Cornelius Brown

No. 39
- Position: Cornerback

Personal information
- Born: February 26, 1988 (age 38) Houston, Texas, U.S.
- Listed height: 5 ft 11 in (1.80 m)
- Listed weight: 198 lb (90 kg)

Career information
- High school: Forest Brook (Houston)
- College: UTEP
- NFL draft: 2010: undrafted

Career history
- Chicago Bears (2010)*; Indianapolis Colts (2010–2011); Chicago Bears (2012)*; San Diego Chargers (2013)*; Hamilton Tiger-Cats (2014)*;
- * Offseason and/or practice squad member only

Awards and highlights
- Texas vs The Nation MVP (2010);

Career NFL statistics
- Total tackles: 24
- Pass deflections: 3
- Stats at Pro Football Reference

= Cornelius Brown (American football) =

American gridiron football player (born 1988)

Cornelius Brown (born February 26, 1988) is an American former professional football player who was a cornerback in the National Football League (NFL) for the Indianapolis Colts in 2010. He played college football for the UTEP Miners.
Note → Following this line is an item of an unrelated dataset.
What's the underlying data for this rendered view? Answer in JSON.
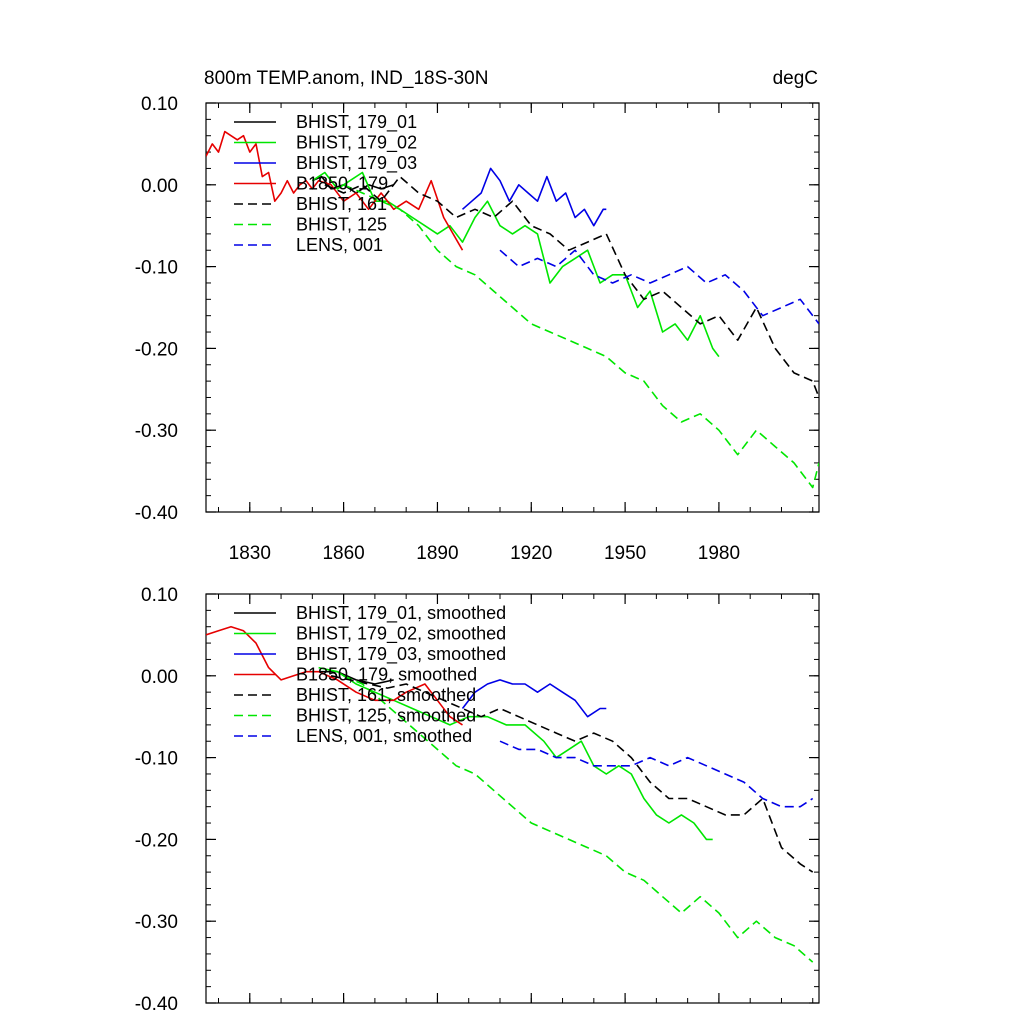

==Early life and college==
Brown was born in Houston, Texas, and attended Forest Brook High School. Brown was a four-year letterman for the Miners at the University of Texas at El Paso. He played 48 career games at defensive back and totaled 130 tackles. He also had 24 passes defensed, which is tied for second-most in school history, and was the MVP of the Texas vs The Nation game played on February 6, 2010.

==Professional career==

Brown was signed as a free agent with the Chicago Bears on April 25, 2010, before being waived on September 4, 2010. He was signed to the Indianapolis Colts practice squad two days later, on September 6. He was signed as a free agent for the Colts on November 1, 2010. With the 2010 Indianapolis Colts, Brown played in 10 NFL games, registering 22 total tackles (17 solo). He also returned five kicks, for a total of 102 yards.

Brown later rejoined the Bears on June 15, 2012. He was waived by Chicago on August 31. On April 8, 2013, Brown was signed by the San Diego Chargers. He was signed to the practice roster of the Hamilton Tiger-Cats of the Canadian Football League (CFL) on June 23, 2014. He was released by the Tiger-Cats on November 14, 2014.